Someone else came out of the signals room and I heard a lot of beeping going on, more than usual at this time of night.
Holmes turned his head. 'How much sleep have you had?'
'Few hours.'
'Look in on me later if you want to. I've got to put a fire out in here.'
He went into Signals and I kept on going. Not strictly a fire: someone had come unstuck in the field, Beirut, Sri Lanka, Bogota, you name it, and he was lighting up his mission board for help.
Tilson was alone in Hyde's office, talking on one of the phones; by the look of him they'd dragged him out of bed too. I felt the adrenaline flushing the skin because I hadn't seen this kind of panic at the Bureau for months, but I was not going out again after only ten days, and they couldn't insist. Tilson nodded for me to have a chair but I stayed on my feet and went across to the window and looked at the street three stories below, deserted in the lamplight.

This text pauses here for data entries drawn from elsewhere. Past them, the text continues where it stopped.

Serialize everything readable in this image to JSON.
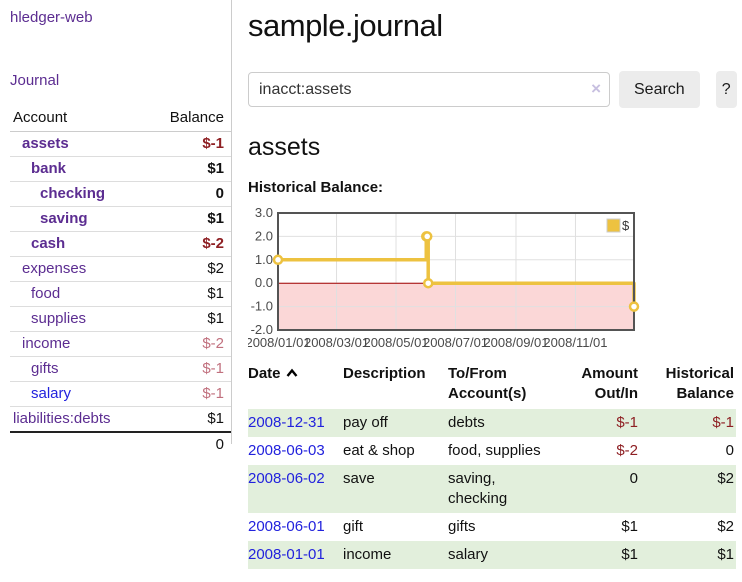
{
  "app": {
    "brand": "hledger-web",
    "nav": {
      "journal": "Journal"
    }
  },
  "sidebar": {
    "header": {
      "account": "Account",
      "balance": "Balance"
    },
    "accounts": [
      {
        "name": "assets",
        "balance": "$-1"
      },
      {
        "name": "bank",
        "balance": "$1"
      },
      {
        "name": "checking",
        "balance": "0"
      },
      {
        "name": "saving",
        "balance": "$1"
      },
      {
        "name": "cash",
        "balance": "$-2"
      },
      {
        "name": "expenses",
        "balance": "$2"
      },
      {
        "name": "food",
        "balance": "$1"
      },
      {
        "name": "supplies",
        "balance": "$1"
      },
      {
        "name": "income",
        "balance": "$-2"
      },
      {
        "name": "gifts",
        "balance": "$-1"
      },
      {
        "name": "salary",
        "balance": "$-1"
      },
      {
        "name": "liabilities:debts",
        "balance": "$1"
      }
    ],
    "total": "0"
  },
  "main": {
    "title": "sample.journal",
    "search": {
      "value": "inacct:assets",
      "clear": "×",
      "search_button": "Search",
      "help_button": "?"
    },
    "account_heading": "assets",
    "chart_title": "Historical Balance:"
  },
  "chart_data": {
    "type": "line",
    "subtype": "step",
    "title": "Historical Balance of assets",
    "x_unit": "days since 2008-01-01",
    "xlim": [
      0,
      365
    ],
    "ylim": [
      -2,
      3
    ],
    "grid": true,
    "series": [
      {
        "name": "$",
        "color": "#edc240",
        "point_dates": [
          "2008-01-01",
          "2008-06-01",
          "2008-06-02",
          "2008-06-03",
          "2008-12-31"
        ],
        "points": [
          [
            0,
            1
          ],
          [
            152,
            2
          ],
          [
            153,
            2
          ],
          [
            154,
            0
          ],
          [
            365,
            -1
          ]
        ]
      }
    ],
    "x_ticks": [
      {
        "d": 0,
        "label": "2008/01/01"
      },
      {
        "d": 60,
        "label": "2008/03/01"
      },
      {
        "d": 121,
        "label": "2008/05/01"
      },
      {
        "d": 182,
        "label": "2008/07/01"
      },
      {
        "d": 244,
        "label": "2008/09/01"
      },
      {
        "d": 305,
        "label": "2008/11/01"
      }
    ],
    "y_ticks": [
      {
        "v": 3,
        "label": "3.0"
      },
      {
        "v": 2,
        "label": "2.0"
      },
      {
        "v": 1,
        "label": "1.0"
      },
      {
        "v": 0,
        "label": "0.0"
      },
      {
        "v": -1,
        "label": "-1.0"
      },
      {
        "v": -2,
        "label": "-2.0"
      }
    ],
    "legend": {
      "label": "$",
      "position": "top-right"
    },
    "colors": {
      "line": "#edc240",
      "negative_region": "#fbd7d7",
      "zero_line": "#a40000",
      "border": "#545454",
      "gridline": "#e0e0e0",
      "tick_label": "#4a4a4a"
    }
  },
  "register": {
    "columns": {
      "date": "Date",
      "description": "Description",
      "accounts_l1": "To/From",
      "accounts_l2": "Account(s)",
      "amount_l1": "Amount",
      "amount_l2": "Out/In",
      "balance_l1": "Historical",
      "balance_l2": "Balance"
    },
    "rows": [
      {
        "date": "2008-12-31",
        "description": "pay off",
        "accounts": "debts",
        "amount": "$-1",
        "balance": "$-1"
      },
      {
        "date": "2008-06-03",
        "description": "eat & shop",
        "accounts": "food, supplies",
        "amount": "$-2",
        "balance": "0"
      },
      {
        "date": "2008-06-02",
        "description": "save",
        "accounts": "saving, checking",
        "amount": "0",
        "balance": "$2"
      },
      {
        "date": "2008-06-01",
        "description": "gift",
        "accounts": "gifts",
        "amount": "$1",
        "balance": "$2"
      },
      {
        "date": "2008-01-01",
        "description": "income",
        "accounts": "salary",
        "amount": "$1",
        "balance": "$1"
      }
    ]
  }
}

'I don't know,' Tilson said on the phone, 'it's only just come up. Quiller's here now, you should know; better tell Mr Shepley.'
I looked up at the reflection of Tilson's bland lopsided face in the window. In this place Shepley was another name for God.
'Do you want him briefed and cleared first, or is he to go along to the FO right away?'
I didn't really mind what the answer was, since I was going back to bed in any case. I was technically at rest, which meant I'd got another twenty-one days before they could sign me up again and send me out, and I was going to spend at least a week at Norfolk wallowing in the luxury of sauna baths and Swedish massage and meditation to bring the nerves down to their normal pitch, plus a bit of refresher training with Kimura-sensei in the dojo and some close combat work to get the reflexes back in tune.